In another one of the album’s best songs, the sassy “Blank Space,” Swift calls herself “a nightmare dressed like a daydream” and brags, “I can make the bad boys good for a weekend” with confidence.

“Clean,” a personal favorite, explores a darker side of Swift, as she condemns an ex for being “Still all over me like I wine-stained dress I can’t wear anymore. On my head, as I lost the war, and the sky turn black like a perfect storm.” Her reference to staying “10 months sober, I must admit, just because you’re clean don’t mean you miss it. 10 months older I won’t give in, now that I’m clean I’m never gonna risk it,” is reminiscent of Kelly Clarkson lyrics, another female pop artist often questioned about her genuineness.

However, Swift’s one vice is her continuous attempt to sound like her fellow counterparts in the second half of the album. Influences like Lorde, Lana Del Ray, Pharrell Williams, are all clearly heard, but not crafted carefully enough to effectively discern themselves from their original owners. But despite Swift’s poorly executed efforts to mix current sounds with her own, her album is still original, and aims to stay away from a label of cookie-cutter music.

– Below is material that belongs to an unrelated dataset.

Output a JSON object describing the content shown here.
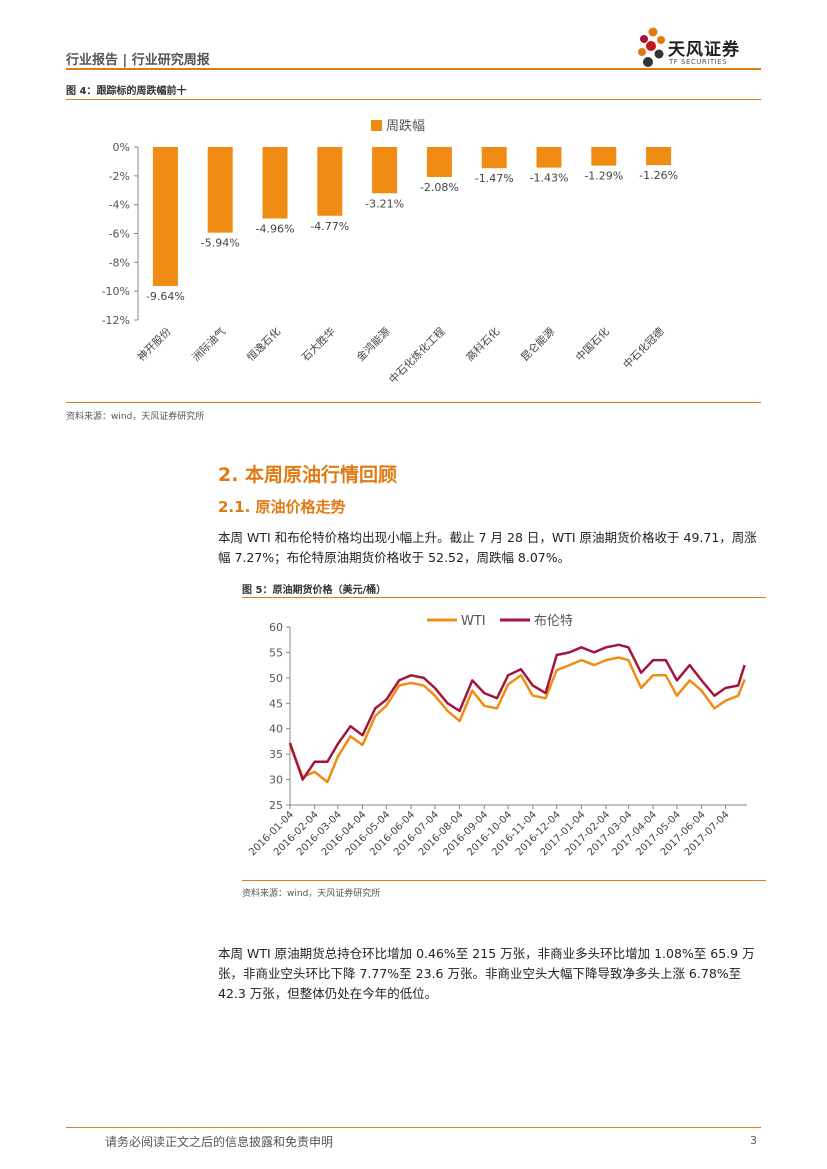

Even Swift herself is set out to convince her fans and critics alike that this is not just another “Evil pop” album.

“Evil pop is when you’re singing something in your head … and you don’t know why because it’s brainless,”she said in a recent interview with a fellow collaborator Jack Antonoff.

The best part of 1989, though – Swift is unapologetically herself, which makes her somewhat cliche lyrics okay to love. While her latest anthem “Shake It Off,” has been criticized by many for its lack of profundity, it’s at least an attempt to relay a positive message to her fans. And while other tunes like “Stay High,” and “Birthday” are more well-received, they can’t say the same.

Swift may have taken a big risk cutting all ties with her pop-country hybrid past, but her leap into the world of female pop has been nothing but brilliant so far.